Benedict Spinoza (1632-1677)

 

                Spinoza was a descendant of Spanish Jews who fled to the Netherlands to escape the Inquisition. He studied traditional Jewish religious and philosophical works, medieval scholasticism and the new science and philosophy of Descartes. He disputed rabbinical interpretation of the Scripture, was accused of heresy and subsequently excommunicated by Jewish religious authorities. He lived simply as a lens grinder and devoted his life to philosophy.

                Spinoza conceived of nature as mathematical. He took the same approach to ethics. Like Descartes, he contended that reality was intelligible only through reason. Applying the logic of Euclidian geometry to philosophy, he began with what seemed to be universally valid premises and deduced other truths using logic.

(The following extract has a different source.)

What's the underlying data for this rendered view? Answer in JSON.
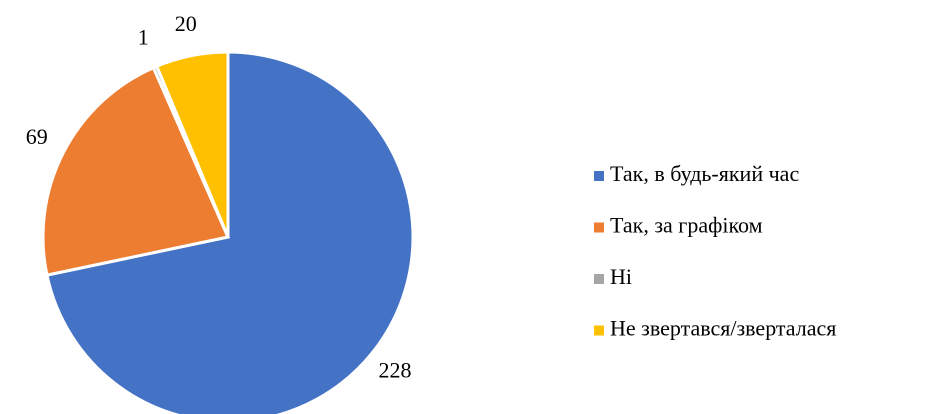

                Spinoza held that the highest form of knowledge was the knowledge of God, but his conception of God marked a radical break with traditional thinking. To Spinoza,  God was not a transcendent creature, some superhuman father possessed of intellect and will. Inspired by the new science, Spinoza identified God with the order of nature: a single, all inclusive system of unchanging, universal laws in which all things have a determinate place. Since this unified system is open to reason, divine revelation is unnecessary. Spinoza called for a critical reading of the Bible as an ancient, human text which should be analyzed using linguistic and historical techniques. He rejected miracles and the efficacy of prayer as superstitions and dedicated himself to scientific objectivity. He pleaded for freedom of thought, religious toleration and a constitutional government. Spinoza’s thinking was a hallmark of the emerging modern mind.